Par ailleurs, la flambée des prix sur les marchés internationaux du gaz menace d'accroître la demande en pétrole brut comme matière première alternative pour la production d'électricité. Le marché international pourrait se resserrer encore davantage, si les températures froides de l'hémisphère nord stimulent la demande de chauffage, un scénario qui propulserait probablement les prix du gaz naturel encore plus haut et augmenterait l'appel au pétrole brut comme combustible thermique de substitution.

Nous ne considérons pas la flambée des prix du gaz naturel en Asie et en Europe comme le produit d'un changement structurel sur ce marché des matières premières. Lorsque la demande de chauffage diminuera au printemps et que certains des facteurs temporaires qui ont tendu le marché du gaz naturel commenceront à s'atténuer, les stocks devraient se reconstituer et les prix se normaliser, ce qui réduira l'attrait du pétrole brut comme combustible de remplacement.

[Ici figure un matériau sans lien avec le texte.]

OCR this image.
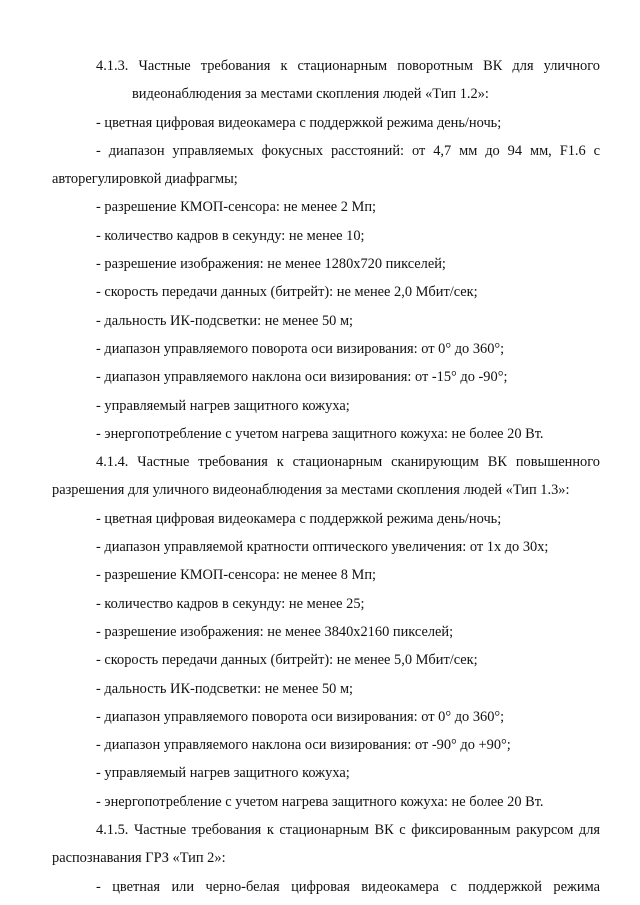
4.1.3. Частные требования к стационарным поворотным ВК для уличного
видеонаблюдения за местами скопления людей «Тип 1.2»:
- цветная цифровая видеокамера с поддержкой режима день/ночь;
- диапазон управляемых фокусных расстояний: от 4,7 мм до 94 мм, F1.6 с
авторегулировкой диафрагмы;
- разрешение КМОП-сенсора: не менее 2 Мп;
- количество кадров в секунду: не менее 10;
- разрешение изображения: не менее 1280x720 пикселей;
- скорость передачи данных (битрейт): не менее 2,0 Мбит/сек;
- дальность ИК-подсветки: не менее 50 м;
- диапазон управляемого поворота оси визирования: от 0° до 360°;
- диапазон управляемого наклона оси визирования: от -15° до -90°;
- управляемый нагрев защитного кожуха;
- энергопотребление с учетом нагрева защитного кожуха: не более 20 Вт.
4.1.4. Частные требования к стационарным сканирующим ВК повышенного
разрешения для уличного видеонаблюдения за местами скопления людей «Тип 1.3»:
- цветная цифровая видеокамера с поддержкой режима день/ночь;
- диапазон управляемой кратности оптического увеличения: от 1x до 30x;
- разрешение КМОП-сенсора: не менее 8 Мп;
- количество кадров в секунду: не менее 25;
- разрешение изображения: не менее 3840x2160 пикселей;
- скорость передачи данных (битрейт): не менее 5,0 Мбит/сек;
- дальность ИК-подсветки: не менее 50 м;
- диапазон управляемого поворота оси визирования: от 0° до 360°;
- диапазон управляемого наклона оси визирования: от -90° до +90°;
- управляемый нагрев защитного кожуха;
- энергопотребление с учетом нагрева защитного кожуха: не более 20 Вт.
4.1.5. Частные требования к стационарным ВК с фиксированным ракурсом для
распознавания ГРЗ «Тип 2»:
- цветная или черно-белая цифровая видеокамера с поддержкой режима
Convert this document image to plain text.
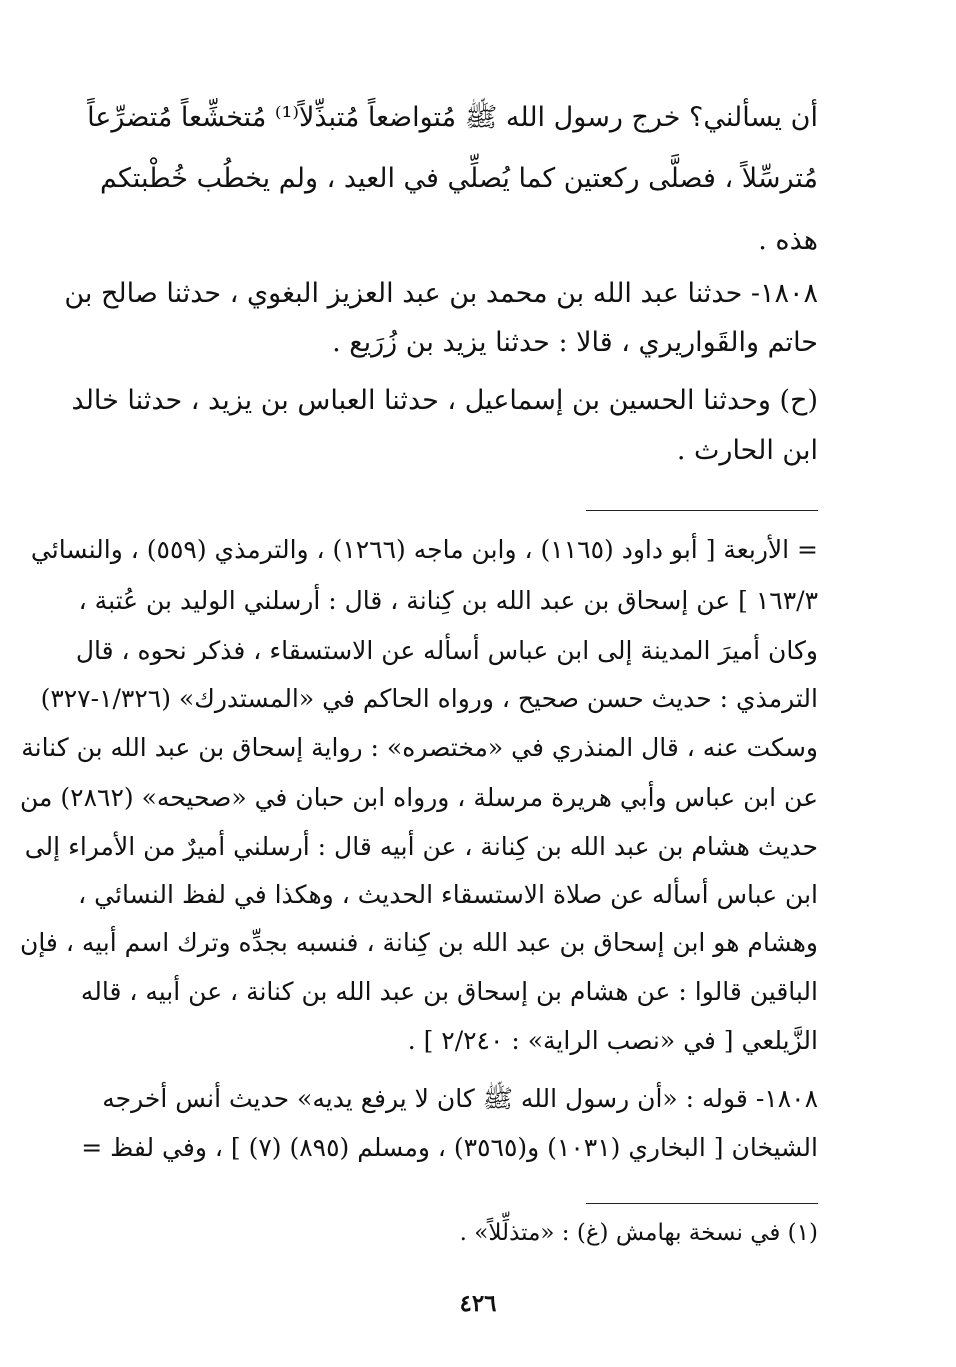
أن يسألني؟ خرج رسول الله ﷺ مُتواضعاً مُتبذِّلاً⁽¹⁾ مُتخشِّعاً مُتضرِّعاً
مُترسِّلاً ، فصلَّى ركعتين كما يُصلِّي في العيد ، ولم يخطُب خُطْبتكم
هذه .
١٨٠٨- حدثنا عبد الله بن محمد بن عبد العزيز البغوي ، حدثنا صالح بن
حاتم والقَواريري ، قالا : حدثنا يزيد بن زُرَيع .
(ح) وحدثنا الحسين بن إسماعيل ، حدثنا العباس بن يزيد ، حدثنا خالد
ابن الحارث .
= الأربعة [ أبو داود (١١٦٥) ، وابن ماجه (١٢٦٦) ، والترمذي (٥٥٩) ، والنسائي
١٦٣/٣ ] عن إسحاق بن عبد الله بن كِنانة ، قال : أرسلني الوليد بن عُتبة ،
وكان أميرَ المدينة إلى ابن عباس أسأله عن الاستسقاء ، فذكر نحوه ، قال
الترمذي : حديث حسن صحيح ، ورواه الحاكم في «المستدرك» (١/٣٢٦-٣٢٧)
وسكت عنه ، قال المنذري في «مختصره» : رواية إسحاق بن عبد الله بن كنانة
عن ابن عباس وأبي هريرة مرسلة ، ورواه ابن حبان في «صحيحه» (٢٨٦٢) من
حديث هشام بن عبد الله بن كِنانة ، عن أبيه قال : أرسلني أميرٌ من الأمراء إلى
ابن عباس أسأله عن صلاة الاستسقاء الحديث ، وهكذا في لفظ النسائي ،
وهشام هو ابن إسحاق بن عبد الله بن كِنانة ، فنسبه بجدِّه وترك اسم أبيه ، فإن
الباقين قالوا : عن هشام بن إسحاق بن عبد الله بن كنانة ، عن أبيه ، قاله
الزَّيلعي [ في «نصب الراية» : ٢/٢٤٠ ] .
١٨٠٨- قوله : «أن رسول الله ﷺ كان لا يرفع يديه» حديث أنس أخرجه
الشيخان [ البخاري (١٠٣١) و(٣٥٦٥) ، ومسلم (٨٩٥) (٧) ] ، وفي لفظ =
(١) في نسخة بهامش (غ) : «متذلِّلاً» .
٤٢٦
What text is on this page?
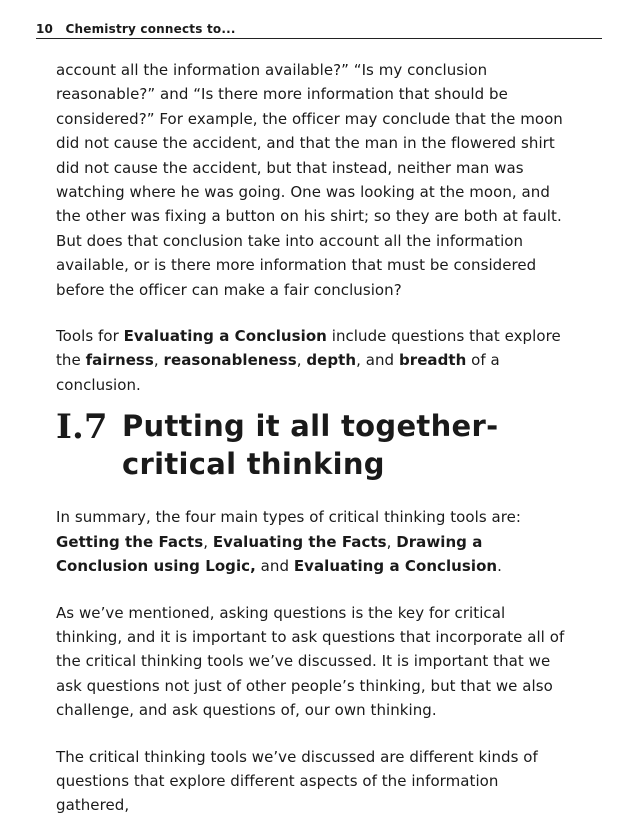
10 Chemistry connects to...

account all the information available?” “Is my conclusion reasonable?” and “Is there more information that should be considered?” For example, the officer may conclude that the moon did not cause the accident, and that the man in the flowered shirt did not cause the accident, but that instead, neither man was watching where he was going. One was looking at the moon, and the other was fixing a button on his shirt; so they are both at fault. But does that conclusion take into account all the information available, or is there more information that must be considered before the officer can make a fair conclusion?

Tools for Evaluating a Conclusion include questions that explore the fairness, reasonableness, depth, and breadth of a conclusion.

I.7 Putting it all together-
critical thinking

In summary, the four main types of critical thinking tools are: Getting the Facts, Evaluating the Facts, Drawing a Conclusion using Logic, and Evaluating a Conclusion.

As we’ve mentioned, asking questions is the key for critical thinking, and it is important to ask questions that incorporate all of the critical thinking tools we’ve discussed. It is important that we ask questions not just of other people’s thinking, but that we also challenge, and ask questions of, our own thinking.

The critical thinking tools we’ve discussed are different kinds of questions that explore different aspects of the information gathered,
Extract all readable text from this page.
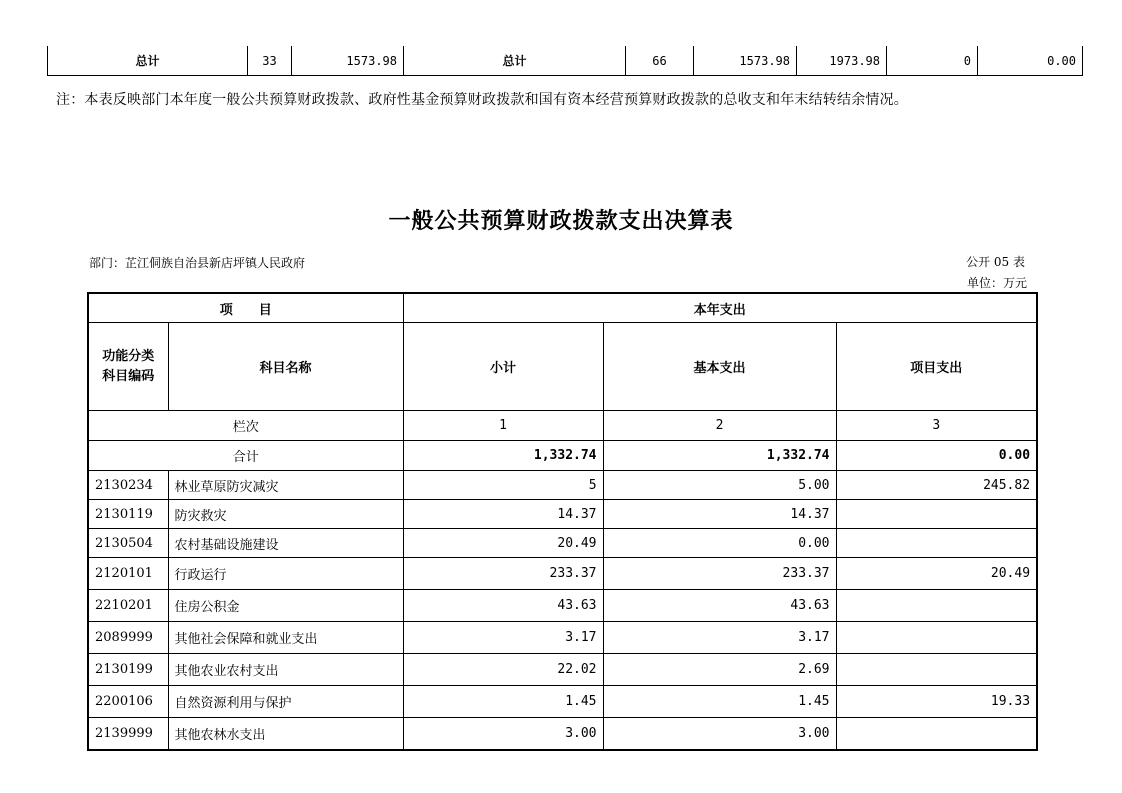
总计	33	1573.98	总计	66	1573.98	1973.98	0	0.00
注：本表反映部门本年度一般公共预算财政拨款、政府性基金预算财政拨款和国有资本经营预算财政拨款的总收支和年末结转结余情况。
一般公共预算财政拨款支出决算表
部门：芷江侗族自治县新店坪镇人民政府	公开 05 表
单位：万元
项　　目		本年支出		

功能分类
科目编码	科目名称	小计	基本支出	项目支出
栏次		1	2	3
合计		1,332.74	1,332.74	0.00
2130234	林业草原防灾减灾	5	5.00	245.82
2130119	防灾救灾	14.37	14.37	
2130504	农村基础设施建设	20.49	0.00	
2120101	行政运行	233.37	233.37	20.49
2210201	住房公积金	43.63	43.63	
2089999	其他社会保障和就业支出	3.17	3.17	
2130199	其他农业农村支出	22.02	2.69	
2200106	自然资源利用与保护	1.45	1.45	19.33
2139999	其他农林水支出	3.00	3.00	
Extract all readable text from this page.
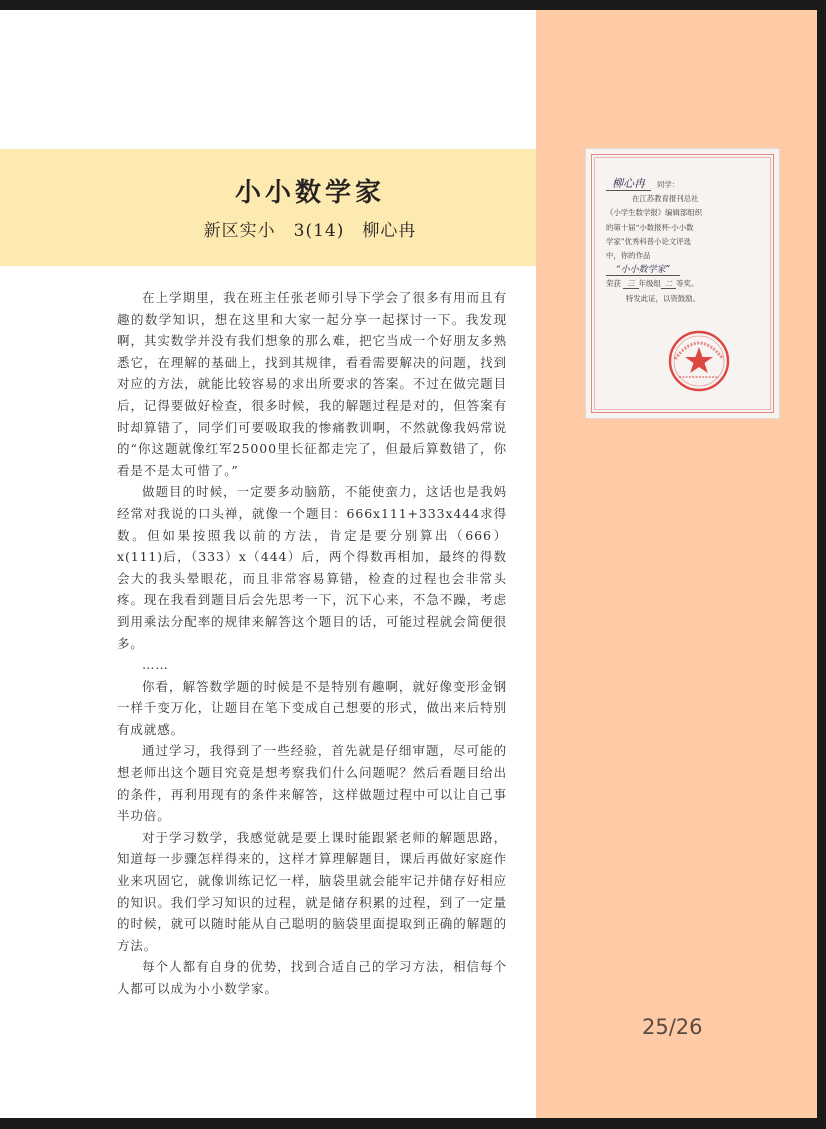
小小数学家
新区实小　3(14)　柳心冉

在上学期里，我在班主任张老师引导下学会了很多有用而且有趣的数学知识，想在这里和大家一起分享一起探讨一下。我发现啊，其实数学并没有我们想象的那么难，把它当成一个好朋友多熟悉它，在理解的基础上，找到其规律，看看需要解决的问题，找到对应的方法，就能比较容易的求出所要求的答案。不过在做完题目后，记得要做好检查，很多时候，我的解题过程是对的，但答案有时却算错了，同学们可要吸取我的惨痛教训啊，不然就像我妈常说的“你这题就像红军25000里长征都走完了，但最后算数错了，你看是不是太可惜了。”

做题目的时候，一定要多动脑筋，不能使蛮力，这话也是我妈经常对我说的口头禅，就像一个题目：666x111+333x444求得数。但如果按照我以前的方法，肯定是要分别算出（666）x(111)后，（333）x（444）后，两个得数再相加，最终的得数会大的我头晕眼花，而且非常容易算错，检查的过程也会非常头疼。现在我看到题目后会先思考一下，沉下心来，不急不躁，考虑到用乘法分配率的规律来解答这个题目的话，可能过程就会简便很多。

……

你看，解答数学题的时候是不是特别有趣啊，就好像变形金钢一样千变万化，让题目在笔下变成自己想要的形式，做出来后特别有成就感。

通过学习，我得到了一些经验，首先就是仔细审题，尽可能的想老师出这个题目究竟是想考察我们什么问题呢？然后看题目给出的条件，再利用现有的条件来解答，这样做题过程中可以让自己事半功倍。

对于学习数学，我感觉就是要上课时能跟紧老师的解题思路，知道每一步骤怎样得来的，这样才算理解题目，课后再做好家庭作业来巩固它，就像训练记忆一样，脑袋里就会能牢记并储存好相应的知识。我们学习知识的过程，就是储存积累的过程，到了一定量的时候，就可以随时能从自己聪明的脑袋里面提取到正确的解题的方法。

每个人都有自身的优势，找到合适自己的学习方法，相信每个人都可以成为小小数学家。

柳心冉 同学：
在江苏教育报刊总社
《小学生数学报》编辑部组织
的第十届“小数报杯·小小数
学家”优秀科普小论文评选
中，你的作品
“小小数学家”
荣获 三 年级组 二 等奖。
特发此证，以资鼓励。
25/26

Rééquilibrage après un choc sans précédent

L'ampleur du choc de la demande de pétrole découlant de la pandémie était sans précédent et a brièvement plongé les prix WTI à des niveaux négatifs en avril 2020 - un signal clair que les entreprises énergétiques devaient réduire leur production. Cette année, la reprise de la production pétrolière a été décalée par rapport à la forte hausse de la demande en pétrole brut lorsque l'activité économique a redémarré, envoyant les prix du WTI à des niveaux qui auraient dû inciter les producteurs à accélérer le forage.

Certains acteurs du marché se demandent si la réponse de l'offre sera suffisante. Il est apparu que la rigueur des acteurs américains du secteur du schiste et leur éventuel désinvestissement dans l'exploitation du pétrole et du gaz en raison de préoccupations environnementales, sociales et de gouvernance ont contribué à la hausse des prix du pétrole et pourraient la soutenir.

Cependant, tout laisse à penser que nous sommes dans un schéma familier des prix du pétrole et des niveaux d'activité de l'industrie qui ralentissent pour connaître ensuite un rebond, en réponse à une dislocation extrême du marché. Les émissions de titres de créance et les écarts de crédit indiquent que les sociétés énergétiques high yield continuent d'avoir accès aux marchés des capitaux, malgré la sensibilité accrue du marché aux facteurs ESG.


 

Des opportunités potentielles

La convergence de valorisations élevées et du prix des matières premières dans le contexte d'un marché baissier à long terme crée une configuration risque/revenu défavorable pour de nombreux segments à bêta élevé dans le secteur des ressources naturelles. Par conséquent, nous restons sélectifs dans nos investissements énergétiques et miniers. Nous essayons de maintenir un niveau approprié d'exposition à ces industries sensibles aux matières premières par le biais d'une discipline de valorisation et d'une concentration sur ce que nous considérons comme les titres de plus haute qualité.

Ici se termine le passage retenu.